Take an url with specific text in it

Hello guys, i have a huge list of urls, but I only need the ones that have a certain word of several words in it. The list of words are not big. Is it possible even to do this?

Hi @Povilas_Jonikas,

You can use .Contains to see whether it contains specific strings:

URL.Contains("this string") Or URL.Contains("that string")

Or you can use Regex to match patterns of words:

1 Like

Hello @Povilas_Jonikas

Does that mean you need to filter the list with some particular data set?

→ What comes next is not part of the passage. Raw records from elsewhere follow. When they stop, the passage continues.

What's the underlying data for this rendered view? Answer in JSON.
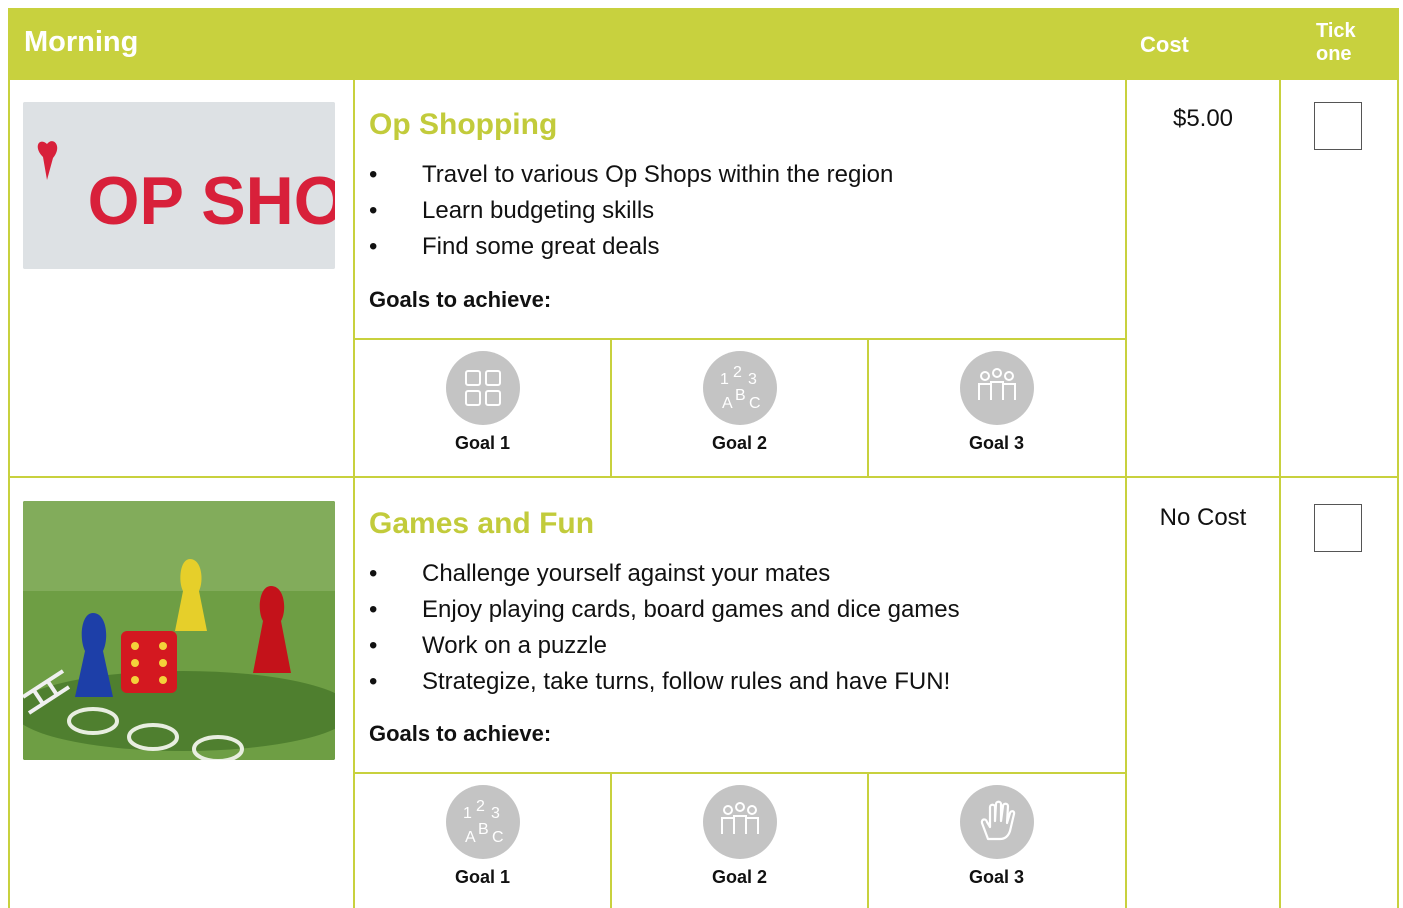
{
  "header": {
    "title": "Morning",
    "cost_label": "Cost",
    "tick_line1": "Tick",
    "tick_line2": "one"
  },
  "activities": [
    {
      "title": "Op Shopping",
      "image_text": "OP SHOP",
      "bullets": [
        "Travel to various Op Shops within the region",
        "Learn budgeting skills",
        "Find some great deals"
      ],
      "goals_label": "Goals to achieve:",
      "goals": [
        {
          "label": "Goal 1",
          "icon": "teamwork-hands-icon"
        },
        {
          "label": "Goal 2",
          "icon": "numbers-letters-icon"
        },
        {
          "label": "Goal 3",
          "icon": "group-people-icon"
        }
      ],
      "cost": "$5.00"
    },
    {
      "title": "Games and Fun",
      "bullets": [
        "Challenge yourself against your mates",
        "Enjoy playing cards, board games and dice games",
        "Work on a puzzle",
        "Strategize, take turns, follow rules and have FUN!"
      ],
      "goals_label": "Goals to achieve:",
      "goals": [
        {
          "label": "Goal 1",
          "icon": "numbers-letters-icon"
        },
        {
          "label": "Goal 2",
          "icon": "group-people-icon"
        },
        {
          "label": "Goal 3",
          "icon": "hand-icon"
        }
      ],
      "cost": "No Cost"
    }
  ],
  "colors": {
    "accent": "#c8d13e",
    "title": "#c2cb3b",
    "icon_bg": "#c4c4c4"
  }
}
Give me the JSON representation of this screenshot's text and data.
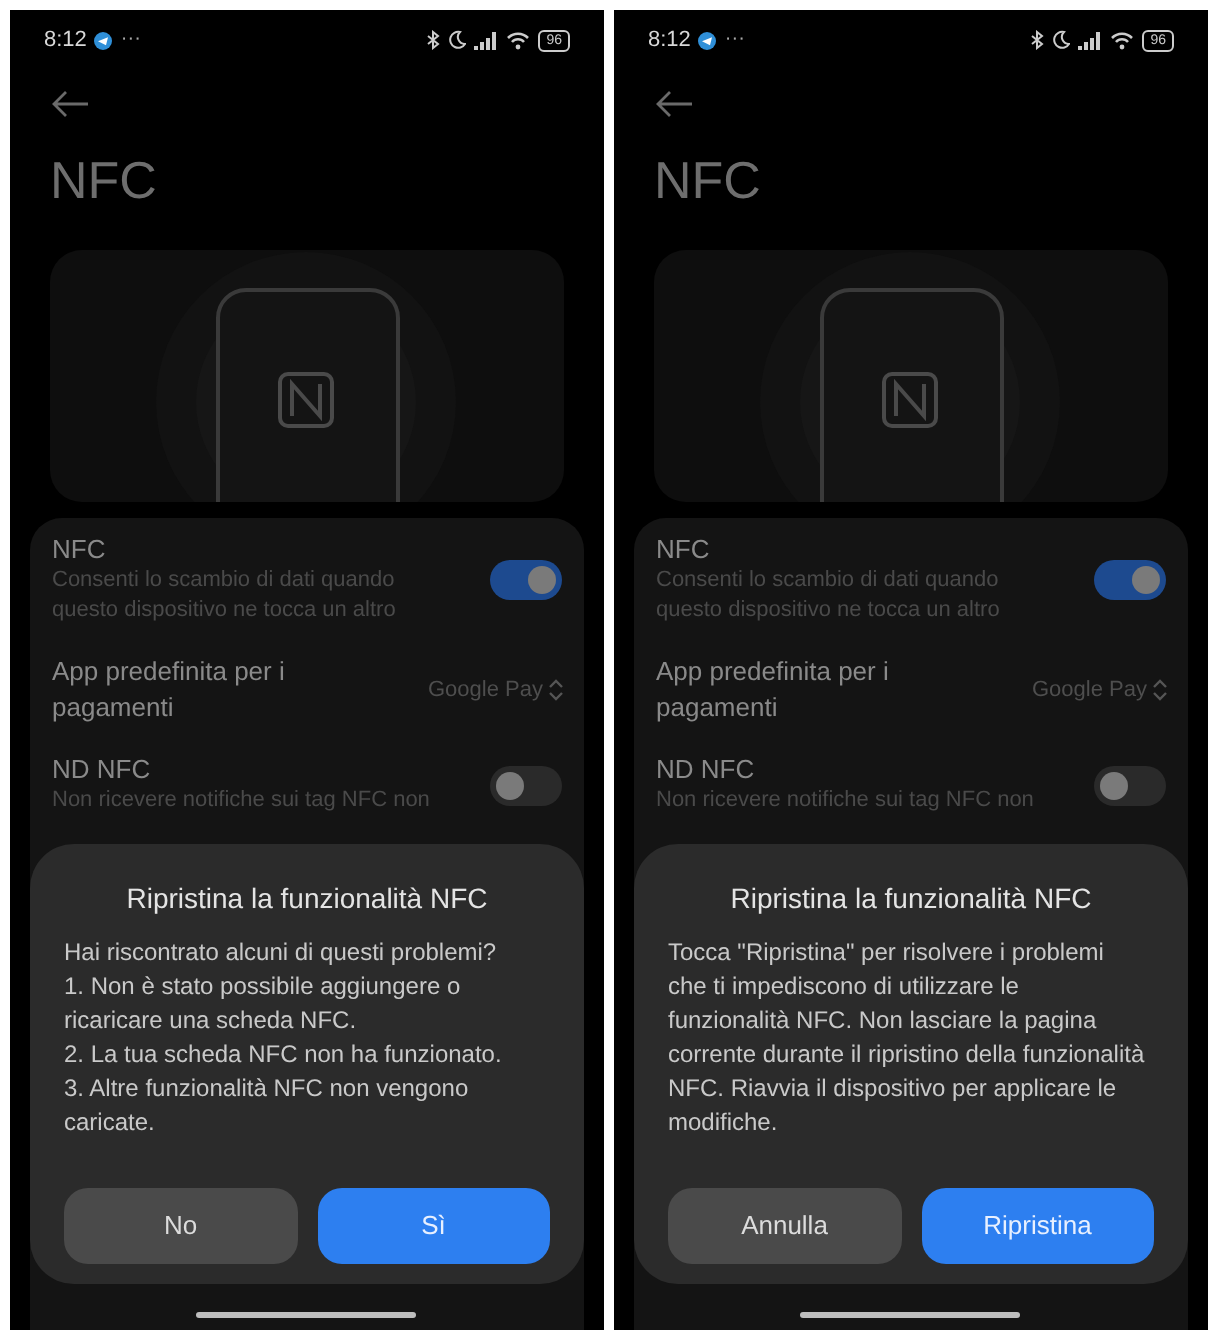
{
  "screens": [
    {
      "status_bar": {
        "time": "8:12",
        "more": "···",
        "battery": "96"
      },
      "title": "NFC",
      "settings": [
        {
          "kind": "toggle",
          "title": "NFC",
          "subtitle": "Consenti lo scambio di dati quando questo dispositivo ne tocca un altro",
          "on": true
        },
        {
          "kind": "select",
          "title": "App predefinita per i pagamenti",
          "value": "Google Pay"
        },
        {
          "kind": "toggle",
          "title": "ND NFC",
          "subtitle": "Non ricevere notifiche sui tag NFC non",
          "on": false
        }
      ],
      "dialog": {
        "title": "Ripristina la funzionalità NFC",
        "body": [
          "Hai riscontrato alcuni di questi problemi?",
          "1. Non è stato possibile aggiungere o ricaricare una scheda NFC.",
          "2. La tua scheda NFC non ha funzionato.",
          "3. Altre funzionalità NFC non vengono caricate."
        ],
        "buttons": [
          {
            "label": "No",
            "kind": "secondary"
          },
          {
            "label": "Sì",
            "kind": "primary"
          }
        ]
      }
    },
    {
      "status_bar": {
        "time": "8:12",
        "more": "···",
        "battery": "96"
      },
      "title": "NFC",
      "settings": [
        {
          "kind": "toggle",
          "title": "NFC",
          "subtitle": "Consenti lo scambio di dati quando questo dispositivo ne tocca un altro",
          "on": true
        },
        {
          "kind": "select",
          "title": "App predefinita per i pagamenti",
          "value": "Google Pay"
        },
        {
          "kind": "toggle",
          "title": "ND NFC",
          "subtitle": "Non ricevere notifiche sui tag NFC non",
          "on": false
        }
      ],
      "dialog": {
        "title": "Ripristina la funzionalità NFC",
        "body": [
          "Tocca \"Ripristina\" per risolvere i problemi che ti impediscono di utilizzare le funzionalità NFC. Non lasciare la pagina corrente durante il ripristino della funzionalità NFC. Riavvia il dispositivo per applicare le modifiche."
        ],
        "buttons": [
          {
            "label": "Annulla",
            "kind": "secondary"
          },
          {
            "label": "Ripristina",
            "kind": "primary"
          }
        ]
      }
    }
  ]
}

If yes, you can sue the activity Filter Collection.

image

Thanks

Thanks for the response. I misscomunicated there. Basically, I have opened my old site’s sitemap.xml. There are a ton of url’s, but I need urls with specific words in the middle of them. I would love to write a robot, that would take the certain word containing url’s from the list and write them down to excel

Thanks a lot, ill try to look in to it and let you know if this is the thing i’m looking for :slight_smile:

  • read text file acitvity
  • deserialize the XML
  • Process the XML by taking all links & filter the relevant links
  • generate a datatable (many options to do it: Add DataRow, generatee Datatable, LINQ)
  • Write it to excel

Mayb you share with us the sitemap.xml and a sample keyword for the filtering

1 Like

Thanks Peter for the response. I’ll try to explain deeply what I want to create.
“Sitemap” There are a lot of the same sitemap’s url’s which contains the old urls that I need to take. Basically i would love to create a robot, that goes to different sitemap’s pages, checks if the url’s that are in the sitemap has the keywords that I need, if it does, the URL that contains the keyword is copied and written to excel. Example:
Robot comes to the first sitemap page, checks if the URL’s have any of theese keywords;

  1. Błotnik-i-części-montazowe
    2.Glowka-ramy
    3.Klips-mocujacy
    If it does, he takes only the url’s which has the keyword inside of it, writes it to excel and moves on to the different page of the sitemap to repeat the process

As the provided link has some other data we will describe the essential based on this samples. But you can easy adapt to your samples

Variables:
grafik
Prepare Datatable

Setup keywordlist, read xml string, parse xml into a XDocument, define the default Namespace
grafik

Filter the loc elements on the keyword, loop over the result and add it to the datatable

Finally write the datatable to an Excel, when this is needed

arrKeywords = New String(){"mercedes-benz","volvo"}
xnsDefault = xDoc.Root.Name.Namespace
 xeFilteredUrls = xDoc.Root.Descendants(xnsDefault + "loc").Where(Function (x) arrKeywords.Any(Function (k)  x.Value.Contains(k))).toArray

Find starter help here (Legacy)
SitemapXML_ToDataTable.xaml (11.1 KB)
SitemapKategoriaMarkaModelTyp-8.xml (7.8 MB)

1 Like

You are actually a beast Peter, thanks a lot! I’ll test it out, but theres one little problem thats left, what is this activity?
image
I think I dont have the package of this activity installed, so I cant run it. Thanks :slight_smile:

Manage dependencies
grafik

1 Like

We assume that the question was answered. Please check and close the topic by:
Forum FAQ - How to mark a post as a solution - News / Tutorials - UiPath Community Forum

1 Like

Yes, i’m sorry for the late response, got sick and couldn’t get online. Thanks again Peter, your a beast! :slight_smile:

This topic was automatically closed 3 days after the last reply. New replies are no longer allowed.